22.08.2013

ingilizcesi çok iyi

ben orta okul ablam lise yıllarındayken hafta sonları annem bizi ingilizce kursuna yazdırmıştı.
hafta sonu bile erkenden derse gidiyorduk, neyseki eğlenceli bir iki arkadaşım vardı da teneffüslerde gülecek şeyler buluyorduk. yok dil öğrenmeyi sevmediğimden değil, sürekli ders çalışmayı sevmediğimden.
döner dönmez de oyalanmadan dersimizi tekrarlayıp ödevimizi yapacakmışız.
 durup bir dinlenecek nefes alacak zamana ihtiyacım olur benim ama anlayan kim.
ablam kuzucuk ses etmeden kendine söyleneni yapar, itaatkar.

ara verirsek unuturmuşuz, hazır bilgi tazeyken üstüste çalışılırmış, ama ben bunalıyorum, bunalma! ne var ki bunalacak, ama nazlı sen de bulmuş da bunuyorsun vaazı başlar. ne zorluklarla gönderiyormuş kursa da ben çalışmak istemiyormuşum da, ne vefaszımışım, annem bizim için fedakarlık yapıyor demiyormuşum da...
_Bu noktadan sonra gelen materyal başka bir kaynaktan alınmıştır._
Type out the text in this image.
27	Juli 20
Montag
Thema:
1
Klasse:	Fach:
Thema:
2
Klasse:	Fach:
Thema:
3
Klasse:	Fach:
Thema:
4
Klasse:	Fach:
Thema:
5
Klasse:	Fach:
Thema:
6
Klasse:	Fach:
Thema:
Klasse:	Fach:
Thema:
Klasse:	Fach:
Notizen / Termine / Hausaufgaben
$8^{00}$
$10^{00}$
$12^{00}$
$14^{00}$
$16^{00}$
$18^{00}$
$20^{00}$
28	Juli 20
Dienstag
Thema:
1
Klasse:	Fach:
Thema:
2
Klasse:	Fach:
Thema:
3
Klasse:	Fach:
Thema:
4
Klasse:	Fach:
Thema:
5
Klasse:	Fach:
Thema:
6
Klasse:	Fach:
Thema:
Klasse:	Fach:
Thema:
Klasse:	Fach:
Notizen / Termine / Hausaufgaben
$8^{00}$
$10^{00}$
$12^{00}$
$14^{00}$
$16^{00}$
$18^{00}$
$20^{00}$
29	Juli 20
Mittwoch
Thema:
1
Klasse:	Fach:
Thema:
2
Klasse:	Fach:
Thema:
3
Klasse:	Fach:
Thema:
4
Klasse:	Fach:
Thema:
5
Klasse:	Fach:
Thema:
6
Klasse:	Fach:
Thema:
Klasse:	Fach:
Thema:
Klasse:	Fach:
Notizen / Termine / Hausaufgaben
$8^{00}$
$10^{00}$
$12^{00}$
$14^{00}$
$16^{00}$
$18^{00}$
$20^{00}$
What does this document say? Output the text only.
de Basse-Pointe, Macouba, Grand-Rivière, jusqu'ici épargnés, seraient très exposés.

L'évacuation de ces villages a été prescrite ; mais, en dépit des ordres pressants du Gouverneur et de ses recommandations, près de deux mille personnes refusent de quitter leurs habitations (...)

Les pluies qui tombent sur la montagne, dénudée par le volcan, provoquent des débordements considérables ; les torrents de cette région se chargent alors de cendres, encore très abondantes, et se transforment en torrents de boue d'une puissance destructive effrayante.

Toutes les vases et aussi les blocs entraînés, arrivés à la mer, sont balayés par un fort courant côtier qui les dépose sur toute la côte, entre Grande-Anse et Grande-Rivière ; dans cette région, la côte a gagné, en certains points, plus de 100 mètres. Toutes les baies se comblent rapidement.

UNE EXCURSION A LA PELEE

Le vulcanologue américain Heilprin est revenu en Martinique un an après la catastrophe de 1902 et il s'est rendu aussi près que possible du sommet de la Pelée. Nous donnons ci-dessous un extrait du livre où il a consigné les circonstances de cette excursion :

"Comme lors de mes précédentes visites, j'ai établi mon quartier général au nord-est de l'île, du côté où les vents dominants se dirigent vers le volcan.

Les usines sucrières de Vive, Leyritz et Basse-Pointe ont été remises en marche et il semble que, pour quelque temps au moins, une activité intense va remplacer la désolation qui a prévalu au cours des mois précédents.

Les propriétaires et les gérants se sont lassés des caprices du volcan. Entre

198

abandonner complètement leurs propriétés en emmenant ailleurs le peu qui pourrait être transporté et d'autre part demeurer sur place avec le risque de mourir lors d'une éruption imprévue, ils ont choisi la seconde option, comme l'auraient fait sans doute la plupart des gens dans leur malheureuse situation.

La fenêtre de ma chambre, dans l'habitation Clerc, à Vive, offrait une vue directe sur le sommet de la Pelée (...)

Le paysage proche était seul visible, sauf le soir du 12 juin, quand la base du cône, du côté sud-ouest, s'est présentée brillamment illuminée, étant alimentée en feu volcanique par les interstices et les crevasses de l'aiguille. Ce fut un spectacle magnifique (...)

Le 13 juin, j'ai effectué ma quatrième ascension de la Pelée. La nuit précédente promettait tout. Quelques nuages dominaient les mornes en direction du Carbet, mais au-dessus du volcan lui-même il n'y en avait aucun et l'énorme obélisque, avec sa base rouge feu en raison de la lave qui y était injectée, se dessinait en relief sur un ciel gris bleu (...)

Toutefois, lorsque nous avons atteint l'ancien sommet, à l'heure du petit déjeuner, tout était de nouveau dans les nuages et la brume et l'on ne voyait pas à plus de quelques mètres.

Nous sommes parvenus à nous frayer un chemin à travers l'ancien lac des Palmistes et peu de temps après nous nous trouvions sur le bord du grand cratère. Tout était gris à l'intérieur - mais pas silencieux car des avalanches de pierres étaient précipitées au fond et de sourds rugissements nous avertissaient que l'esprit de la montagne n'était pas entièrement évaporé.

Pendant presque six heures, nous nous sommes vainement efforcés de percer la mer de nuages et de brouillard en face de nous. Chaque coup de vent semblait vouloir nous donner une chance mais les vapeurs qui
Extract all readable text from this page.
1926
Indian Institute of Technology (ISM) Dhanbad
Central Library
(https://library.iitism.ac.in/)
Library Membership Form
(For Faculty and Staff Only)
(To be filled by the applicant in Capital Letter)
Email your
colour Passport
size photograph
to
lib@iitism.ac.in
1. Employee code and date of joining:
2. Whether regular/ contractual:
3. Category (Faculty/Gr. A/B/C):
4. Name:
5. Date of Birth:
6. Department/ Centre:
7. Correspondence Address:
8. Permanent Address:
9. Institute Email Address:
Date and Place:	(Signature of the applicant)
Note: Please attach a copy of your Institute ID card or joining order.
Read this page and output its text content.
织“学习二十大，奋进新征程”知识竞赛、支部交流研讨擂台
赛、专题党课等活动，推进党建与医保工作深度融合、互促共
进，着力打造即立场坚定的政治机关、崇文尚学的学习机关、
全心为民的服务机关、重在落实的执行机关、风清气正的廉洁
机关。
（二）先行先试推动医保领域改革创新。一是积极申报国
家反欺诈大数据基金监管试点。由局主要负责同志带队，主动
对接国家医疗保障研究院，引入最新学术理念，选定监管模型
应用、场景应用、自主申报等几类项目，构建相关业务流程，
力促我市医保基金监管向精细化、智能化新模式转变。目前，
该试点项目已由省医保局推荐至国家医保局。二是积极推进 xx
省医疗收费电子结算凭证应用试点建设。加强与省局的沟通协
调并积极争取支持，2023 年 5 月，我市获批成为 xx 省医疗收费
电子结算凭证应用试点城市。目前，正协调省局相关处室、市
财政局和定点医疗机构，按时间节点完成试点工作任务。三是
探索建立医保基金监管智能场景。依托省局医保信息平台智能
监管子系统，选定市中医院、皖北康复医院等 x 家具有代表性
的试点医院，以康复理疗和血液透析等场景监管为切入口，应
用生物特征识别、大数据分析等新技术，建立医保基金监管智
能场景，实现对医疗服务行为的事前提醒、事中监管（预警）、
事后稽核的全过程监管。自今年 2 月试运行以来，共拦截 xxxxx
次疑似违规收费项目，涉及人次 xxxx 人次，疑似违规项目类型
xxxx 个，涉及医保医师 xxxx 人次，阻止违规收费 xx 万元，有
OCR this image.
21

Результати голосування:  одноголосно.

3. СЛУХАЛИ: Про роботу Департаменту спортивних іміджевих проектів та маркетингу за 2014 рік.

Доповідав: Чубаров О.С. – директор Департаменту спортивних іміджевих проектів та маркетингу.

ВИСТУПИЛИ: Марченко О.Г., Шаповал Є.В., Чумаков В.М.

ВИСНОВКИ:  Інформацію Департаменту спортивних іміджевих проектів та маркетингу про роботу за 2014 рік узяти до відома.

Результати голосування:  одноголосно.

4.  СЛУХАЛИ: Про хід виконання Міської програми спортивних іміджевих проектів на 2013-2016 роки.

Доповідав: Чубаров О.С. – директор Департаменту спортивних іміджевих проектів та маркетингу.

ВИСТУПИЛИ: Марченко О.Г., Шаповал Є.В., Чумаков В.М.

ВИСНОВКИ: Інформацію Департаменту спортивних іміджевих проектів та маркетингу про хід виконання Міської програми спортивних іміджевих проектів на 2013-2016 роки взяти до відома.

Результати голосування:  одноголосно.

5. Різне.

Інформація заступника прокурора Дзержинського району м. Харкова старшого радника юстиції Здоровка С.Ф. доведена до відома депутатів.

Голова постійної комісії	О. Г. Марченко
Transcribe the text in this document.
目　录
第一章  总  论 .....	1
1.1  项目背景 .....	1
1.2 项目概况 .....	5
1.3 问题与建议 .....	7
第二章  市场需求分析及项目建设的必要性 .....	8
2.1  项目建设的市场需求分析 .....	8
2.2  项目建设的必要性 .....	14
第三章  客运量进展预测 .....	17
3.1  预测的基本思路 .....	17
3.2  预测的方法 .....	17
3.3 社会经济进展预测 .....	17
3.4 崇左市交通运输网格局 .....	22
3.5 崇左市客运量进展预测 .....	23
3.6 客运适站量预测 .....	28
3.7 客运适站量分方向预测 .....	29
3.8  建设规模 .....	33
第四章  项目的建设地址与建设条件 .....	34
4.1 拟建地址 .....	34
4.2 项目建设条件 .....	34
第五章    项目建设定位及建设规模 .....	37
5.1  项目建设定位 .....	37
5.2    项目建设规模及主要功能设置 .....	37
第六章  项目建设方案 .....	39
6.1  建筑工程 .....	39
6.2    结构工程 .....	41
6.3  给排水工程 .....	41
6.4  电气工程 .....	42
böyle bir şeyden sıkıldığın, afakanlar bastığında, sinirli ya da üzgün olduğunda annem kendi kendine bırakayım da, sonra konuşayım demez, bazı insanların bu durumda böyle yalnız kalmaya falan ihtiyacı olur ama ne mümkün. daha da üstüne gider, hatta bazen farkında olmadan yangına körükle gidip insanı patlamayacağı yerde patlama noktasına getirir. nasıl başarır bunu bilmem ama nasıl oluyorsa seni haksız hale getirmiş olur. sonra nankör, kaba, hırçın, tembel vs olursun seç beğen al..
oturup düşünüp bilhassa yaptığı birşey değil, spontan çalışıyor annem, o anda sana en söylenmemesi gereken şeyi, damarını bulup söylüyor, basıyor. bu da ya öfke patlamasına ya ağlamana neden oluyor. öfkelenirsen sinirlisin ağlarrsan da bu na mı ağlıyorsun?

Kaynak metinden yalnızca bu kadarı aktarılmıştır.